Rep. J. Reese Hunter: I was enthused when I first heard about the Conference. It was publicized as a gathering to strengthen state authority under the Tenth Amendment and pressure the federal government to obey the Constitution. I favor those goals, so I let Governor Leavitt know that I supported his call for the Conference. I visualized the states uniting to send Washington a firm message that the time had come to put an end to unconstitutional federal mandates, whether funded or unfunded. But as the proposal began to unfold, a number of warning signs appeared. For example, there seemed to be a disturbing number of similarities between the governor's plan and the first Conference of the States in 1787 that became the constitutional convention.
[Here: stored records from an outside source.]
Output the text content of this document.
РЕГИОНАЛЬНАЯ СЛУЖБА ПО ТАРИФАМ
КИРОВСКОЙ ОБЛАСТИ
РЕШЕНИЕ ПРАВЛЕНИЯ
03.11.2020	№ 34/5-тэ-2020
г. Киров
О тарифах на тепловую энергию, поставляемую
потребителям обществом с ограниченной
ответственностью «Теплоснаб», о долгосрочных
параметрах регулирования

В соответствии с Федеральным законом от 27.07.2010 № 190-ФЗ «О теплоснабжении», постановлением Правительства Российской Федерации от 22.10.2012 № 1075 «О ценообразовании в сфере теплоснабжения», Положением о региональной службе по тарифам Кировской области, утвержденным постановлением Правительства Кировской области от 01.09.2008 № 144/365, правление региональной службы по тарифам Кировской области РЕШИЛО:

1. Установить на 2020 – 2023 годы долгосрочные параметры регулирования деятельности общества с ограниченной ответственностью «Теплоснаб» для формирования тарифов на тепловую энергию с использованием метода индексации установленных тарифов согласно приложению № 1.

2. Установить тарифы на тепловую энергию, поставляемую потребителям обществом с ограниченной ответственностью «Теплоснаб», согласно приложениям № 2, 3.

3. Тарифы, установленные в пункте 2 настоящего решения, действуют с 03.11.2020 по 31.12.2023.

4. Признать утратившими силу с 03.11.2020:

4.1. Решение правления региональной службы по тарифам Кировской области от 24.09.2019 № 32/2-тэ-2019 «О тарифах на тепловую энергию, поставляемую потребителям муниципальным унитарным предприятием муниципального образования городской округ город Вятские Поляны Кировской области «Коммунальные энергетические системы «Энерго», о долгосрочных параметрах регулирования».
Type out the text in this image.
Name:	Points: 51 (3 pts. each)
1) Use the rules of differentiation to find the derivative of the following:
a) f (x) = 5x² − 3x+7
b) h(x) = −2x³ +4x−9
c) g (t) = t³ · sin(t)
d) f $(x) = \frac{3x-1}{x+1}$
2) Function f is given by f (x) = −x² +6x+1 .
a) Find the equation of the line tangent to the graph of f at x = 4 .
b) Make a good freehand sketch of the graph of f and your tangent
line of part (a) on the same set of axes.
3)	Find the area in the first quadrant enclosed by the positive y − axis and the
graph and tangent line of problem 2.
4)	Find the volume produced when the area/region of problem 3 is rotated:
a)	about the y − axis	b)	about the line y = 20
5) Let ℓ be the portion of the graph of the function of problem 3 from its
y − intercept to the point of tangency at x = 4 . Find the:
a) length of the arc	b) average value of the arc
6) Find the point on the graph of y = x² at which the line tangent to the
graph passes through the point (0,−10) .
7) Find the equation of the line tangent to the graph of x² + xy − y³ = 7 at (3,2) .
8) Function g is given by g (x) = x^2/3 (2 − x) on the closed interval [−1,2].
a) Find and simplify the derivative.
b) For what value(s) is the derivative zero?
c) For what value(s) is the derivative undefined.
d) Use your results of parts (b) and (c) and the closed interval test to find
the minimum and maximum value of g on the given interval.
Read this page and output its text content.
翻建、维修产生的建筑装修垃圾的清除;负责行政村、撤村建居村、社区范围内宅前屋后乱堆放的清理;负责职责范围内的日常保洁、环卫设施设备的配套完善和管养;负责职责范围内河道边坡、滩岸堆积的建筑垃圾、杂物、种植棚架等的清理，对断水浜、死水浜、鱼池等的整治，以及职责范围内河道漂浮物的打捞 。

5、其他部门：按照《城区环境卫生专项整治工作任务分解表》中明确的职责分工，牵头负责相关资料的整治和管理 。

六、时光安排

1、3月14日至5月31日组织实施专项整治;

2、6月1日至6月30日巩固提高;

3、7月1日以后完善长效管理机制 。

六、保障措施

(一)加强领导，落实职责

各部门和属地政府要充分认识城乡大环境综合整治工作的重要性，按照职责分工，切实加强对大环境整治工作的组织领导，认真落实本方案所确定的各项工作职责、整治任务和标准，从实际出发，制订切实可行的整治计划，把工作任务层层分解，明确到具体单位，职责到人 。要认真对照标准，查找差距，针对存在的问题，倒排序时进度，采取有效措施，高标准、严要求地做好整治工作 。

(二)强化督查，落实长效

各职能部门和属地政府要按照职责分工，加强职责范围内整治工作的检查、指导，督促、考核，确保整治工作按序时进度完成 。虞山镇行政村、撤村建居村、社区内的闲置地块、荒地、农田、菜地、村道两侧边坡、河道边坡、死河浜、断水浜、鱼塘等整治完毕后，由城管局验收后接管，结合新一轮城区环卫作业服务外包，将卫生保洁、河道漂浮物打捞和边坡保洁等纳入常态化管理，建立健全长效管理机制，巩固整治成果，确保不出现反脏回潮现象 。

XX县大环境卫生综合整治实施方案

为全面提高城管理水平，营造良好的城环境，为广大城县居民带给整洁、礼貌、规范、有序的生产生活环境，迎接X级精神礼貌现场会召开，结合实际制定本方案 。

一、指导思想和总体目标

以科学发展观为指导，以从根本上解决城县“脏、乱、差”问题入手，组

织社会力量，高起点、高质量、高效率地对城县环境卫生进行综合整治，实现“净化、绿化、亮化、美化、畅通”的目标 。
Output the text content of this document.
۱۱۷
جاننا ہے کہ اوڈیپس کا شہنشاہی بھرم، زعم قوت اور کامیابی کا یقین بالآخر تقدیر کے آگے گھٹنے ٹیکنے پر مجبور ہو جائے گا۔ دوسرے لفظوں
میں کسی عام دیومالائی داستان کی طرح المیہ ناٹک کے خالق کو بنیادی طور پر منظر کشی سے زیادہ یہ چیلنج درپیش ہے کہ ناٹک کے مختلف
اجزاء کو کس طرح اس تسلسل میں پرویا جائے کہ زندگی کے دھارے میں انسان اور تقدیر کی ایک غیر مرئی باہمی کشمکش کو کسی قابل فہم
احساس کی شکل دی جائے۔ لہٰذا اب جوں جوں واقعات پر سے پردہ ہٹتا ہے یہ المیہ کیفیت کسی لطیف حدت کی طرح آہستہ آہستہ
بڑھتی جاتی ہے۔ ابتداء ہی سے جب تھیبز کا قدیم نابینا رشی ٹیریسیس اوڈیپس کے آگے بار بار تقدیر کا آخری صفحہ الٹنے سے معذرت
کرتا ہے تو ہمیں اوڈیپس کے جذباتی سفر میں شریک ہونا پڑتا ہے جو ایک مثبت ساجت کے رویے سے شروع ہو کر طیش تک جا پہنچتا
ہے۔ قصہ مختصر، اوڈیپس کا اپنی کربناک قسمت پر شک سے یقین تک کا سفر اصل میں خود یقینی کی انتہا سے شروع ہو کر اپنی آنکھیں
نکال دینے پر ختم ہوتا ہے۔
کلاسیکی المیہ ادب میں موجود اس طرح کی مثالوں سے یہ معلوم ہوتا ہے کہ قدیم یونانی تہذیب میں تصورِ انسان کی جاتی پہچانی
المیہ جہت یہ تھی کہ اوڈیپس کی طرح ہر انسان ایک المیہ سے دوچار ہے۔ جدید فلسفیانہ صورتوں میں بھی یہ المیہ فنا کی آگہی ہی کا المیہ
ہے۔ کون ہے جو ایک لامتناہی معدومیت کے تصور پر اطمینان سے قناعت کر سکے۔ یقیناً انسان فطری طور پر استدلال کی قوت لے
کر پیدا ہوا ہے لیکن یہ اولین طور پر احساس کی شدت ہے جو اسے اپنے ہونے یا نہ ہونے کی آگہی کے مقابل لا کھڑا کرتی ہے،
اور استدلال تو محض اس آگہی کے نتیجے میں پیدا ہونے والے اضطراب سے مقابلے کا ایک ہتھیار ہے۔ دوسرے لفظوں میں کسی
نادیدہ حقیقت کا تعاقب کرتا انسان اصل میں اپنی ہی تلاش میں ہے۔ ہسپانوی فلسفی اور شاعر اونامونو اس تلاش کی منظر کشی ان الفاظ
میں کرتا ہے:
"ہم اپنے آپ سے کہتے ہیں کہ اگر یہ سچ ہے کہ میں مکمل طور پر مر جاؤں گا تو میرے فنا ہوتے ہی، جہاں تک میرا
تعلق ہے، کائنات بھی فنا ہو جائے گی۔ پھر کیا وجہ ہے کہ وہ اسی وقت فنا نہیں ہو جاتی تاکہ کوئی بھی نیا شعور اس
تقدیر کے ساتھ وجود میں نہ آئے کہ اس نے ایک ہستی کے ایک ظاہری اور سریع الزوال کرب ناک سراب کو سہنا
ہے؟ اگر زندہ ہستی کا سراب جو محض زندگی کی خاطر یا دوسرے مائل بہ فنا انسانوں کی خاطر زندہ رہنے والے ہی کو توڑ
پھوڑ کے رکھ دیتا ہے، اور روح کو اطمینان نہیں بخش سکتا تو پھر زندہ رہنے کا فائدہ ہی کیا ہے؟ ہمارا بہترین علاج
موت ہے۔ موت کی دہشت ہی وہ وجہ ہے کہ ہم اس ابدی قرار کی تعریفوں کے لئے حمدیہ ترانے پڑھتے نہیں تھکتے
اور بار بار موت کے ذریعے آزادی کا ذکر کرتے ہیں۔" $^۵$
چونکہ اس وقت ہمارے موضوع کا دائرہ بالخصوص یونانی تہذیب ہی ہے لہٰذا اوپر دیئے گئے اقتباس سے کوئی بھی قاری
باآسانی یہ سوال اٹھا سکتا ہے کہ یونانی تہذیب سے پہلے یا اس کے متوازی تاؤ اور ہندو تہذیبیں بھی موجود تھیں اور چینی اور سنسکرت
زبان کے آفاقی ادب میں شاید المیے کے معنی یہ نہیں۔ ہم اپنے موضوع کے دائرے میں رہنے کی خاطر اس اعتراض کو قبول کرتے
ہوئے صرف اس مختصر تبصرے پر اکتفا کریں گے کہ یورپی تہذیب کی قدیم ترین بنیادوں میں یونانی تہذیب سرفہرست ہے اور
TNA: Then why did you vote for it?
Hunter: For a number of years now, I have been the chief sponsor of legislation to repeal Utah's call for a constitutional convention to consider a balanced budget amendment. Prior to the vote on the Conference of the States resolution, I was concerned that the Conference could itself be turned into a con-con. I asked for assurances that this would not be the case, and was told that while it was not "intended" to be a con-con, it was something new, so there was no 100 percent assurance. On the first day of our legislative session, the Conference resolution was brought up on a "fast track," well-oiled for immediate passage without hearings or significant debate. The argument for such haste was that Governor Leavitt, as instigator of the movement, should be first to sign a Resolution of Participation into law. It was in that rash of the moment that I voted for the resolution, as did all other members of the House and all but one senator.
Subsequently, I was able to study the issue in greater detail. I would not vote for it today. From hindsight, I would have insisted that the Conference goals be read before the vote was taken, and demanded unambiguous answers regarding the "broad, fundamental, structural" changes envisioned by the proponents of this movement. Such wholesale revision of the Constitution is the very thing many of us have feared under an Article V constitutional convention.